Personal information
- Born: 25 July 2002 (age 23) Darmstadt, Germany
- Listed height: 1.93 m (6 ft 4 in)
- Listed weight: 83 kg (183 lb)

Career information
- Playing career: 2017–present

Career history
- 2017–2023: Skyliners Frankfurt
- 2017–2020: →Skyliners Juniors
- 2022–2023: →Hamburg Towers
- 2023–2025: Baskets Oldenburg
- 2025–2026: Ratiopharm Ulm
- 2026–present: Nanterre 92

= Len Schoormann =

German basketball player (born 2002)

Len Adam Schoormann (born 25 July 2002) is a German professional basketball player for Nanterre 92 of the French LNB Élite and the Champions League.

==Early life and youth career==
Schoormann was born in Darmstadt to a Kenyan father and a German mother and grew up in Erzhausen. He focused on tennis in his childhood, and he started playing basketball at age six in primary school. At age eight, Schoormann competed for SG Weiterstadt, before moving to BC Darmstadt. In 2016, he joined the youth division of Skyliners Frankfurt, while attending the Carl von Weinberg School. Two years later, Schoormann was named most valuable player of the Jugend Basketball Bundesliga, the German under-16 league. At age 15, he began playing in the Nachwuchs Basketball Bundesliga, the German under-19 league.

==Professional career==
Schoormann made his ProB debut for Skyliners Juniors in the 2017–18 season. On 17 November 2019, at age 17, he made his Basketball Bundesliga (BBL) debut for Skyliners Frankfurt in a loss to s.Oliver Würzburg. Schoormann joined the team's rotation at the 2020 BBL Final Tournament, scoring a season-high nine points in a loss to Brose Bamberg on 13 June. In 12 appearances during the 2019–20 BBL season, he averaged 2.8 points in 9.8 minutes per game.

On 15 July 2022, Schoormann joined fellow Bundesliga side Hamburg Towers on loan.

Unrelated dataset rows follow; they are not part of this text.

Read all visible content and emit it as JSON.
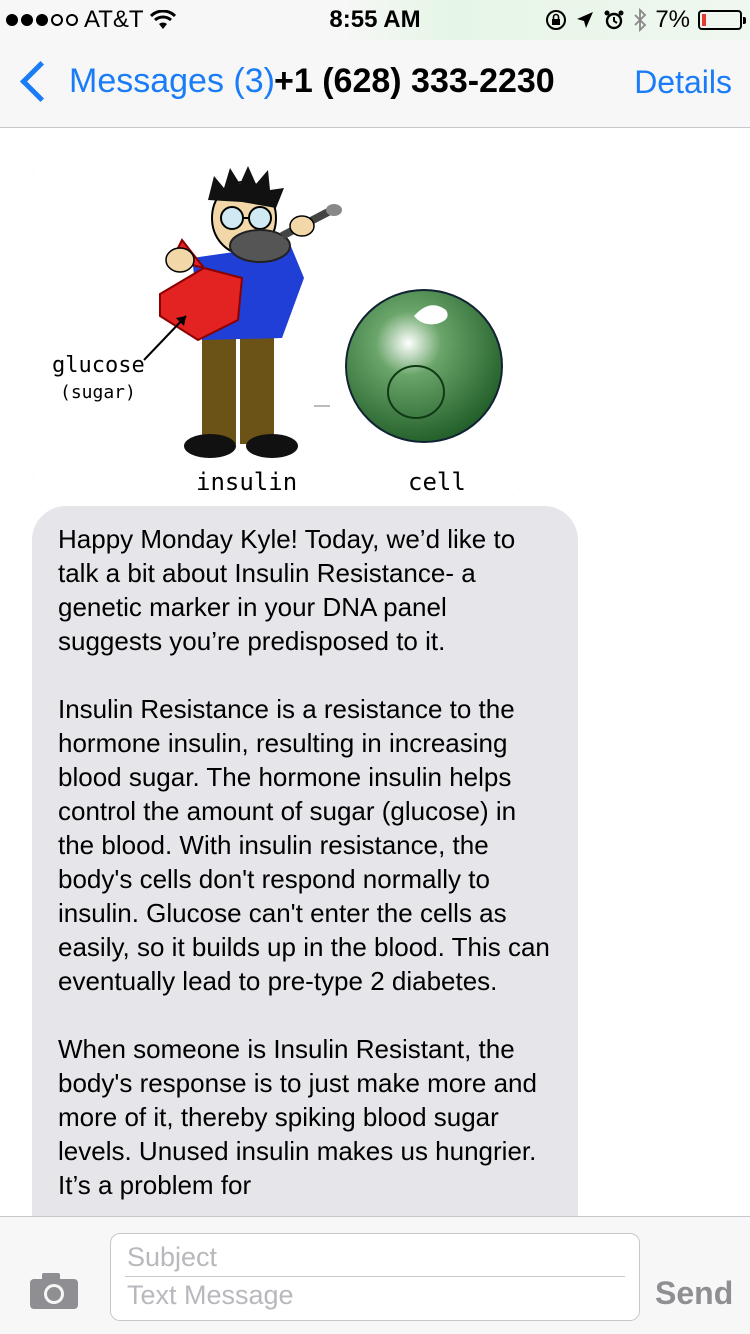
{
  "status_bar": {
    "carrier": "AT&T",
    "time": "8:55 AM",
    "battery": "7%",
    "battery_level": 0.07
  },
  "nav": {
    "back_label": "Messages (3)",
    "title": "+1 (628) 333-2230",
    "details_label": "Details"
  },
  "image_message": {
    "label_glucose": "glucose",
    "label_sugar": "(sugar)",
    "label_insulin": "insulin",
    "label_cell": "cell"
  },
  "message": {
    "paragraphs": [
      "Happy Monday Kyle! Today, we’d like to talk a bit about Insulin Resistance- a genetic marker in your DNA panel suggests you’re predisposed to it.",
      "Insulin Resistance is a resistance to the hormone insulin, resulting in increasing blood sugar. The hormone insulin helps control the amount of sugar (glucose) in the blood. With insulin resistance, the body's cells don't respond normally to insulin. Glucose can't enter the cells as easily, so it builds up in the blood. This can eventually lead to pre-type 2 diabetes.",
      "When someone is Insulin Resistant, the body's response is to just make more and more of it, thereby spiking blood sugar levels. Unused insulin makes us hungrier. It’s a problem for"
    ]
  },
  "input_bar": {
    "subject_placeholder": "Subject",
    "text_placeholder": "Text Message",
    "send_label": "Send"
  },
  "colors": {
    "accent": "#1a7cf6",
    "bubble": "#e5e5ea",
    "placeholder": "#b8b8bd"
  }
}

On 26 June 2023, he signed with Baskets Oldenburg of the Basketball Bundesliga.

On July 3, 2025, he signed with Ratiopharm Ulm of the German Basketball Bundesliga.

On December 9, 2025, he signed with Nanterre 92 of the French LNB Élite.

==National team career==
Schoormann represented Germany at the 2017 FIBA U16 European Championship in Podgorica, averaging 6.9 points per game for the 13th place team. He missed much of the 2019 FIBA U18 European Championship with an ankle injury. The team finished in eleventh place.